Living with HIV
Taking Your Meds Regularly
Keeping Adherence in Mind
One of the things to consider while choosing a therapy is how easy it will be for you to be adherent for an indefinite amount of time.
Taking on complex, long-term treatment doesn’t feel natural to most people. However, this challenge is not unique to people with HIV.
Millions have learned to cope with diseases that require long-term management, including diabetes, mental illness and heart disease, among others.
Whether or not you feel you’re able to adhere to a new regimen may be one thing to consider — along with your lab results and overall general health — in deciding the right time to begin HIV therapy. Your readiness, or ability to commit to the demands of therapy, is an important consideration to discuss with your doctor.
Adhering to all of your HIV drugs is important because not taking them as prescribed every day will lead to inadequate levels of the drugs in your blood. This can result in many things, including no real therapeutic benefit, possible disease progression, development of resistance, and unnecessary side effects.
Giving careful thought to what benefits you hope to derive from treatment, how you’ll evaluate that benefit, and how you might manage side effects will be helpful.
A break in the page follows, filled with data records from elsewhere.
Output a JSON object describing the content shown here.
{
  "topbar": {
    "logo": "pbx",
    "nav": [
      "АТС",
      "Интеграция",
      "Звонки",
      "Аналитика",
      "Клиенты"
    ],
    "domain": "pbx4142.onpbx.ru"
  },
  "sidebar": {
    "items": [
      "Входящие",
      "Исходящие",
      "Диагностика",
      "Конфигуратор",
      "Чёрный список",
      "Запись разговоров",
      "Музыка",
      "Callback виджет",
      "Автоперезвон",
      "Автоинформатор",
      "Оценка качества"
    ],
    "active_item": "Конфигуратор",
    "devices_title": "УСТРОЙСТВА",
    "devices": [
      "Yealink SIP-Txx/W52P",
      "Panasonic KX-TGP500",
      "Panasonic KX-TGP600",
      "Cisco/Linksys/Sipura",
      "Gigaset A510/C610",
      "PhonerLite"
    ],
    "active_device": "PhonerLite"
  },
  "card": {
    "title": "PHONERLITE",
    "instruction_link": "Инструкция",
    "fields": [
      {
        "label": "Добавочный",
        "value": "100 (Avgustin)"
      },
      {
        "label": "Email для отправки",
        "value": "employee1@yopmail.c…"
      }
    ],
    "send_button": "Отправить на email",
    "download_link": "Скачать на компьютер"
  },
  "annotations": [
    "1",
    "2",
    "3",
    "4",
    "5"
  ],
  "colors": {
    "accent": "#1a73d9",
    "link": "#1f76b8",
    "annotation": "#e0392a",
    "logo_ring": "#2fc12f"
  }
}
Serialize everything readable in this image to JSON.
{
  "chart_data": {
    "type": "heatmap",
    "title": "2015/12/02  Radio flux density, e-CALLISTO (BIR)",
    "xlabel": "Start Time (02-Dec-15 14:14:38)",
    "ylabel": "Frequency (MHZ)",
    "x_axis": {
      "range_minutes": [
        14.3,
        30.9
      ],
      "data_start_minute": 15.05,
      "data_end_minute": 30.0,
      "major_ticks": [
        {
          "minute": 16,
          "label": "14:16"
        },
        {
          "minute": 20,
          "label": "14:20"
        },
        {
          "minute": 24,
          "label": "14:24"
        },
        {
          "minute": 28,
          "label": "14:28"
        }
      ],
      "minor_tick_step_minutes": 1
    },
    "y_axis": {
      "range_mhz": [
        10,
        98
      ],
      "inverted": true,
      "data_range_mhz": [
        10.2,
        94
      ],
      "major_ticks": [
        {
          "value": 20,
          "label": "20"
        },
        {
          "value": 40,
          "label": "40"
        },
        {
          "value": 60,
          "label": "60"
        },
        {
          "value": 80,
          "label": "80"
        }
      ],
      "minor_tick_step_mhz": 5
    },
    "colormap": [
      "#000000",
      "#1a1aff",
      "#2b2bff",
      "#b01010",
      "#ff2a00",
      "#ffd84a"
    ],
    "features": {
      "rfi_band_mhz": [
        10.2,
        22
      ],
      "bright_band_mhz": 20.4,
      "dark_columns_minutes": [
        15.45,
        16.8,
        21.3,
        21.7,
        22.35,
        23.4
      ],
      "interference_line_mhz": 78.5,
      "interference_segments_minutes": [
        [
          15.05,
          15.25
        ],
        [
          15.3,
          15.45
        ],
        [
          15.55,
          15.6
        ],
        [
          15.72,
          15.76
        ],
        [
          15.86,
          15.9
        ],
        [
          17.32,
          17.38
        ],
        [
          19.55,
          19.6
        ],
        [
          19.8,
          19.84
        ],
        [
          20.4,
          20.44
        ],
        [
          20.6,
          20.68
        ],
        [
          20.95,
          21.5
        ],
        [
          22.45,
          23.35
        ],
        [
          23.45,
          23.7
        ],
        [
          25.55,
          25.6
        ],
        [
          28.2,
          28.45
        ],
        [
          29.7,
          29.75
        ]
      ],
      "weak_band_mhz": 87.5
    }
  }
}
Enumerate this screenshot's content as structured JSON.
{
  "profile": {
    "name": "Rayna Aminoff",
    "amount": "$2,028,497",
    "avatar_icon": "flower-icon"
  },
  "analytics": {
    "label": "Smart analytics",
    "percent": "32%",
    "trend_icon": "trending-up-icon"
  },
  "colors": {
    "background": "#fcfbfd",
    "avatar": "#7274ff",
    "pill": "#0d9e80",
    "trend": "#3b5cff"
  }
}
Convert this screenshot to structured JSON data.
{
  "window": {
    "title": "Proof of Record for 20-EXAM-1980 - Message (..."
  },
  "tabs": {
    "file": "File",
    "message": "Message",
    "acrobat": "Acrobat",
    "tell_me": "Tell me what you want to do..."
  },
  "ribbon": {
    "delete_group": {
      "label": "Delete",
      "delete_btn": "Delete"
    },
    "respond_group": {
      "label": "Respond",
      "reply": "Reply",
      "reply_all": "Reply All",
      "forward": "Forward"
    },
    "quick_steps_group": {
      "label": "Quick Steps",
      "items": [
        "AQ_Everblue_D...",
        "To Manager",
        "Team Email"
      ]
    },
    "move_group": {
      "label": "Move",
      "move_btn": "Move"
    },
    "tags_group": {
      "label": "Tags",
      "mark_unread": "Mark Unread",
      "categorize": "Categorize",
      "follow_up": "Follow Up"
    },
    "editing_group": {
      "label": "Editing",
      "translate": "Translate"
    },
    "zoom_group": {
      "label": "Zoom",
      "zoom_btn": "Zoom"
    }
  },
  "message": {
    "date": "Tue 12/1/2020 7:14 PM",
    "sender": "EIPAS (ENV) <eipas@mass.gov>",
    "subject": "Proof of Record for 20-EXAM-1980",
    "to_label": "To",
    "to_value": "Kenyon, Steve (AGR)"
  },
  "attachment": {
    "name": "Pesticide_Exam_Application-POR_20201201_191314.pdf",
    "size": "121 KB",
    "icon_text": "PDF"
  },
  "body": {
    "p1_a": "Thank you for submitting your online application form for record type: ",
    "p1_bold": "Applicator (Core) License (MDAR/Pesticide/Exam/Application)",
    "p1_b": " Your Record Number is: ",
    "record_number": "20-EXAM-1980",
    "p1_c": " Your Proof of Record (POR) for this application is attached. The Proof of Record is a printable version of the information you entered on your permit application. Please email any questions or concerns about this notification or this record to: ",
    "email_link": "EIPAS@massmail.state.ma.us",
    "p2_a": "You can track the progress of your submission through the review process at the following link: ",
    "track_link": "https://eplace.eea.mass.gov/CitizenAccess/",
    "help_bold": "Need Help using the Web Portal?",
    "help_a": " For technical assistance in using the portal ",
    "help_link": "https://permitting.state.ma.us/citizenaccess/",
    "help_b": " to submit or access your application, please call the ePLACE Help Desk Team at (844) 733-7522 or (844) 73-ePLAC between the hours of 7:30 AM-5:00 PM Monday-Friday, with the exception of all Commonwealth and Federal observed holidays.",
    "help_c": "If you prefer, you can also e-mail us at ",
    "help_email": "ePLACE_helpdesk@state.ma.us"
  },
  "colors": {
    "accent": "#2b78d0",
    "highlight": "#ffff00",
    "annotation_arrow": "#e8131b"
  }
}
Some people try a "dry run" before beginning therapy, like taking empty gel caps, or small candies like M&Ms, on the prescribed schedule while sticking to any dietary requirements. While this doesn’t prepare one for possible side effects, developing the habit can help you at times when remembering to take therapy might be more of a challenge.
Perhaps the first and most important aspect of adherence lies in choosing the right therapy for you in the first place. Drugs can differ in many ways including:
- whether or not they can be taken with food,
- whether they are taken by mouth or by injection,
- how many times a day they must be taken,
- how many pills per day are needed,
- what other drugs or complementary therapies they can and cannot be used with,
- their side effects and how they make a person feel, and
- whether or not they require refrigeration or other special handling
When you and your doctor are considering therapies, it would be helpful to keep in mind how challenging maintaining adherence might be for you at the very beginning of the process rather than finding out later.